- Other name: Nathan Adler
- Citizenship: Canadian, Lac des Mille Lacs First Nation
- Education: Trent University, OCAD University, University of British Columbia
- Occupation: writer
- Known for: horror fiction
- Notable work: Wrist, a story based on the traditional First Nations mythology of the wendigo; short story collection Ghost Lake
- Website: nathanadlerblog.wordpress.com

= Nathan Niigan Noodin Adler =

Canadian writer

Nathan Niigan Noodin Adler, sometimes credited as Nathan Adler, is a Canadian writer of horror fiction. He is most noted for his 2020 short story collection Ghost Lake, which was the winner in the English fiction category at the 2021 Indigenous Voices Awards.
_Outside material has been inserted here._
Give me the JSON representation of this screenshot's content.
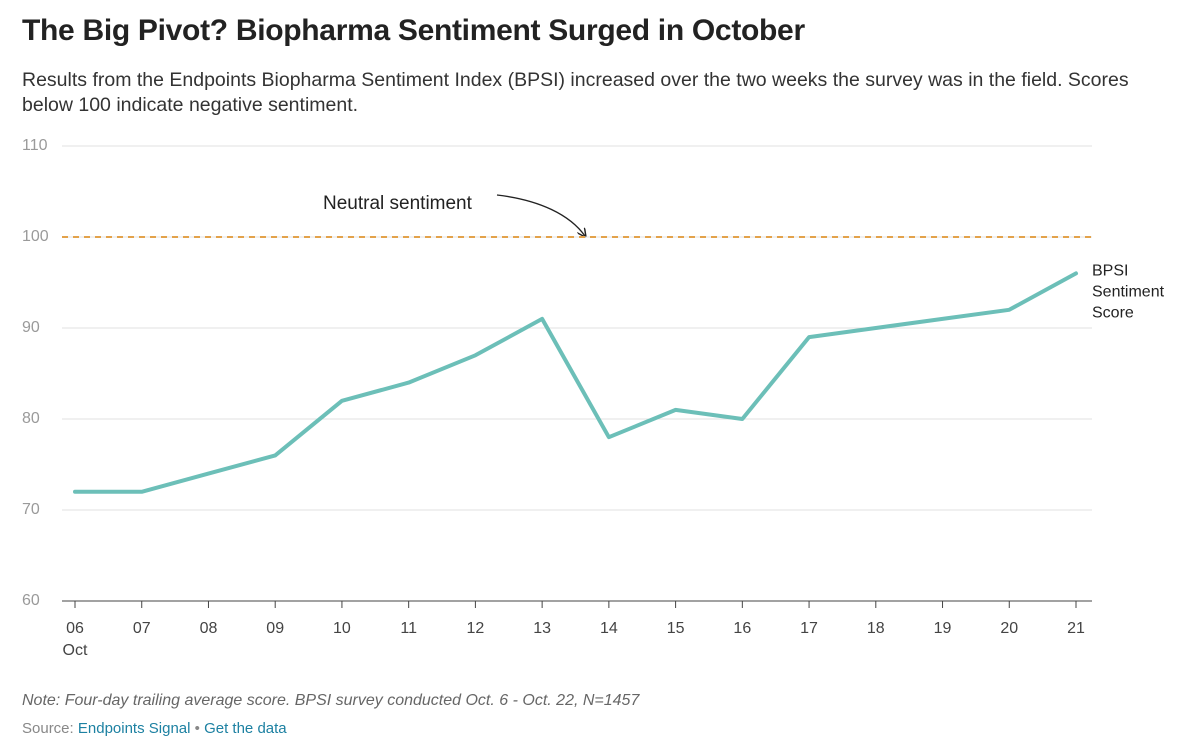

Of Jewish and Anishinaabe descent, he is a member of the Lac des Mille Lacs First Nation. He studied English literature and Native studies at Trent University, integrated media at OCAD University, and creative writing at the University of British Columbia.
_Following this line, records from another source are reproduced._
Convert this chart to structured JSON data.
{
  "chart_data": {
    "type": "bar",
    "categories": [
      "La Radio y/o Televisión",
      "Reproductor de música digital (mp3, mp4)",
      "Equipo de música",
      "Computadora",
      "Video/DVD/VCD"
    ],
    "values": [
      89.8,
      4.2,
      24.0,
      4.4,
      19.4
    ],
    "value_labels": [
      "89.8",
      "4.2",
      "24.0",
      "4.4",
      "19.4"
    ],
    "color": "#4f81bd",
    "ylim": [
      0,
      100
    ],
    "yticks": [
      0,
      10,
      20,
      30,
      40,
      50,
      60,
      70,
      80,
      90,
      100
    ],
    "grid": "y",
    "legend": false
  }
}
He published his debut novel Wrist, a story based on the traditional First Nations mythology of the wendigo, in 2016, and he was coeditor with Christine Miskonoodinkwe Smith of the 2019 speculative fiction anthology Bawaajigan: Stories of Power. His short story "Abacus" was included in Joshua Whitehead's Lambda Literary Award-winning anthology Love After the End: An Anthology of Two-Spirit and Indigiqueer Speculative Fiction.

Adler, who identifies as two-spirit, has also done work as a visual artist.